Polen: Verfassungsgericht erklärt Gesetz für verfassungswidrig

Die neue Regierung in Polen scheitert am Verfassungsgericht. Denn das Verfassungsgericht erklärt ihr neues Gesetz für verfassungswidrig. Aber ist dies gut oder schlecht?

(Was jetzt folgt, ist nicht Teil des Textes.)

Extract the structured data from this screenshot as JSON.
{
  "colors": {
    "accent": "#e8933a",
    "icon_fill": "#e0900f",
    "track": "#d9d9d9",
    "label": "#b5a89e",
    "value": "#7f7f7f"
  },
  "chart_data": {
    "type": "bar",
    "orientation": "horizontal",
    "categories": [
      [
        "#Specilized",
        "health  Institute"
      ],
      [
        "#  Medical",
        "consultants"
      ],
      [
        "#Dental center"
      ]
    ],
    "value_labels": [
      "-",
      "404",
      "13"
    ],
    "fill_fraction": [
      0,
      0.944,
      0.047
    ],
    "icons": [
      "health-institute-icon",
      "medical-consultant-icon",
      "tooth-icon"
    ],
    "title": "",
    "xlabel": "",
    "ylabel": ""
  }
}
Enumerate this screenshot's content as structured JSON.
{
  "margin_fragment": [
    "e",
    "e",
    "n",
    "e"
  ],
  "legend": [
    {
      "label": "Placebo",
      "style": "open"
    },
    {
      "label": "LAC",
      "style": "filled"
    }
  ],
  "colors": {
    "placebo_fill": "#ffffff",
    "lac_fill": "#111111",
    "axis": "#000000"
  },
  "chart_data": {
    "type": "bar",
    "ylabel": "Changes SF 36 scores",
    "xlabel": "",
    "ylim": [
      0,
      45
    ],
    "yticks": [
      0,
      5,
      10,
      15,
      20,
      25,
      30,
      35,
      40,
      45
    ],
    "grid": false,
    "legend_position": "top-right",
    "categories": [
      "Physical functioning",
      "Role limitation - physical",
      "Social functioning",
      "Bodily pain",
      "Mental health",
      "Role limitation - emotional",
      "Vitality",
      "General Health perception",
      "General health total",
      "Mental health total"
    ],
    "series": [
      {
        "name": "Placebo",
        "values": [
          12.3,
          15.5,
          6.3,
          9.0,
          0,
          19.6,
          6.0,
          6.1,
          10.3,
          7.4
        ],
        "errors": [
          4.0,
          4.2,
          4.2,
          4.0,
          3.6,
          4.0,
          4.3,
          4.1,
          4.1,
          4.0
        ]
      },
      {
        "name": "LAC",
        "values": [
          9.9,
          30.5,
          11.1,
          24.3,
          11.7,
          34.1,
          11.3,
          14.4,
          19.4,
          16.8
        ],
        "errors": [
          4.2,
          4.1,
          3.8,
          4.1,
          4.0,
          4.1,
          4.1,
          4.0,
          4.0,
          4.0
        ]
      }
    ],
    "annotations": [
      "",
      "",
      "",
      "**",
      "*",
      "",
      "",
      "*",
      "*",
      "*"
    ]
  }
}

Durch die Parlamentswahlen am 25. Oktober 2015 kam in Polen die konservativ, populistische Partei PiS (Prawo i Sprawiedliwość) an die Macht und bildet dort nun die Regierung. Sie bekam bereits seit Regierungsantritt scharfe Kritik, da sie der EU eher verhalten gegenüber steht. Sie tauschten direkt zum Amtsantritt die Chefs der Geheimdienste aus und stellten die Medien unter politische Überwachung. Darüber hinaus haben sie die Staatsanwälte gegen parteifreundliche Anwälte ausgetauscht.

Gestern in Polen:

Das polnische Verfassungsgericht erklärte das von der Regierung beschlossene Gesetz, um einen schnelleren Ablauf eines Gerichtsprozesses zu gewähren, für verfassungswidrig. Nach diesem Gesetz, sollten die Gerichtsprozesse chronologisch nach dem Verlauf des Eingangs der Klagen verlaufen. Außerdem hätte diese Reform besagt, dass eine zwei Drittel Mehrheit von Nöten wäre, um ein gültiges Urteil zu fällen. Dazu kommt, dass ein Gericht aus 13 Richtern bestehen soll.

Der Vorsitzende des Verfassungsgerichtes, Andrzej Rzepliński:”Das Gesetz verhindert eine zuverlässige und reibungslose Arbeit des Gerichts”. Zudem hatten Oppositionsparteien und mehrere Rechtsexperten gegen das erlassene Gesetz geklagt.

Beata Szydło verkündete, dass sie das Ergebnis nicht annehmen werde und diese Entscheidung Folgen haben werde. Kommenden Freitag werden die Vorfälle in Polen auch die Venedig Kommission beschäftigen. Diese ist ein Gremium des Europarats, bestehend aus Rechtsexperten verschiedener Nationen, die dazu dient, die Regierungen verfassungsrechtlich zu beraten. Darüber hinaus wurde ein Prüfungsverfahren, zur Überprüfung der Rechtsstaatlichkeit Polens der EU-Kommission, eröffnet.

Im In- und Ausland, wird dieser Versuch, die Handlungsfähigkeit des landeshöchsten Gerichtes einzuschränken und die staatliche Kontrolle darüber zu erhöhen, scharf verurteilt.

Kommentar

Ich betrachte gespannt die Geschehnisse in Polen, was nun passieren kann und wird. Die Erklärung der Rechtswidrigkeit dieses Gesetzes sehen wir als einen richtigen Schritt, um die polnische Verfassung zu schützen und außerdem die PiS in ihre Schranken zu weisen.